Recorded: 29 May 2003
Well, I can tell you that I got started in founding companies in the late seventies and the early eighties. And I think I understood from day one that the genome project was going to raise enormous commercial opportunities. In fact, that was one of the major arguments that those of us who testified before Congress would go back and argue. That this was going to be the substrate for economic development in the future. So I think a number of people saw that these opportunities were there. Now I can’t say that we saw exactly saw the shape and scope and nature of these opportunities. But I think the people who really thought about it saw that pretty clearly.
Leroy Hood, a leading scientist in molecular biotechnology and genomics, received his M.D. from Johns Hopkins Medical School (1964) and his Ph.D. in biochemistry from Caltech (1968). In 1992, after more than 20 years as a faculty member at Caltech, where he and his colleagues revolutionized genomics by developing automated DNA sequencing, he relocated to the University of Washington to establish the cross-disciplinary Department of Molecular Biotechnology.

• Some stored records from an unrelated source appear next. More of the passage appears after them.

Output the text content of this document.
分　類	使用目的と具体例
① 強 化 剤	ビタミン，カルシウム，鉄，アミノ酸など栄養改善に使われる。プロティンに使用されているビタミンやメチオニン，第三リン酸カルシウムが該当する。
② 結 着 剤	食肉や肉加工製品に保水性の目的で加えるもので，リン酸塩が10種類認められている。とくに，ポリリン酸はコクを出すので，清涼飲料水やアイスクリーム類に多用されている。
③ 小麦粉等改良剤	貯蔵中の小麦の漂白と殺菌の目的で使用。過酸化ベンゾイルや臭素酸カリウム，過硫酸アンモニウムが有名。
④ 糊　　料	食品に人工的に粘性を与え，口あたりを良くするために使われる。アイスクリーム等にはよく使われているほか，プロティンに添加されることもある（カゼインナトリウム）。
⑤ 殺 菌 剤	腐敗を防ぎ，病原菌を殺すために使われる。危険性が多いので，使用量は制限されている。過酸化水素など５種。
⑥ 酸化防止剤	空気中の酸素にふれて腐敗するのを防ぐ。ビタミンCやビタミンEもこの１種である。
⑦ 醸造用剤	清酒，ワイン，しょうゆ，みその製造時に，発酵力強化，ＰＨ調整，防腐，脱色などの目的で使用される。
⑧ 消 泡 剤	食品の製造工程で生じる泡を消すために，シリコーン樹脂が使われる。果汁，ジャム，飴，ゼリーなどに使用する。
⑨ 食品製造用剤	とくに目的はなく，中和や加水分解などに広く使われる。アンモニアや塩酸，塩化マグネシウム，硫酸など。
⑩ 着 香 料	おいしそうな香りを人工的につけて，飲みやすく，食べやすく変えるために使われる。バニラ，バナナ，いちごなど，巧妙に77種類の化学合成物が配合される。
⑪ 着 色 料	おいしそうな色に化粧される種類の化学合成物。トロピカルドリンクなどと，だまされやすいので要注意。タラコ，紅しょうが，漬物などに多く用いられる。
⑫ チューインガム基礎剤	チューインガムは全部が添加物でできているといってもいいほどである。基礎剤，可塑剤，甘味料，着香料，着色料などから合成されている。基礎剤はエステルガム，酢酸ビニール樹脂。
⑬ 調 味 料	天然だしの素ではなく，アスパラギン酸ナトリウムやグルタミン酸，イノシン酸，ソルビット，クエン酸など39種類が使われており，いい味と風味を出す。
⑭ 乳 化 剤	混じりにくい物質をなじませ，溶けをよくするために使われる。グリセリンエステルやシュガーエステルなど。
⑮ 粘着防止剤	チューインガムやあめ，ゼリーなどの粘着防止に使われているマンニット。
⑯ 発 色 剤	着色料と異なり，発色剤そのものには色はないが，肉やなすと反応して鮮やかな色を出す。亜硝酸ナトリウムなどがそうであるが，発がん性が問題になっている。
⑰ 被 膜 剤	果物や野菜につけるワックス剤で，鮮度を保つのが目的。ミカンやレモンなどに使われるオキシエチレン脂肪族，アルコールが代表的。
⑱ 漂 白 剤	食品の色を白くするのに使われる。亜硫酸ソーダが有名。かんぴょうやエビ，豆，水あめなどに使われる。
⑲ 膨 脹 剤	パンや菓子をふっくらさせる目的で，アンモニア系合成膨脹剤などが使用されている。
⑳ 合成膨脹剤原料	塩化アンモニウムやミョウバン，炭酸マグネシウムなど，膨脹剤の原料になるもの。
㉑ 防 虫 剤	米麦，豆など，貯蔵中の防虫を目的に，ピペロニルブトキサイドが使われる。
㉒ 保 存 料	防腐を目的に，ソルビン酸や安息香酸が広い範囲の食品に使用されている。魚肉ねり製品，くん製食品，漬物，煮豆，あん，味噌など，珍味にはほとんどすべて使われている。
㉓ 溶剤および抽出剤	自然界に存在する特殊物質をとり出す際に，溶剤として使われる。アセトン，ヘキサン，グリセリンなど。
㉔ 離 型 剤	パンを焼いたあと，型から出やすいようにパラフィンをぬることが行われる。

Dr. Hood is currently President of the Institute for Systems Biology in Seattle where he leads efforts to pioneer systems approaches to biology and medicine. He is a member of the National Academy of Sciences and has received the Lasker Award for his studies on the mechanism of immune diversity.
Sharing an interest in the study of antibody diversity, Hood and Watson met in 1967 when Hood attended his first meeting at CSHL. Leroy has been working on the genome since the late 70’s. He went to the first official genome meeting in Santa Cruz in 1985 and has attended all of the subsequent meetings which have been held at Cold Spring Harbor Laboratory.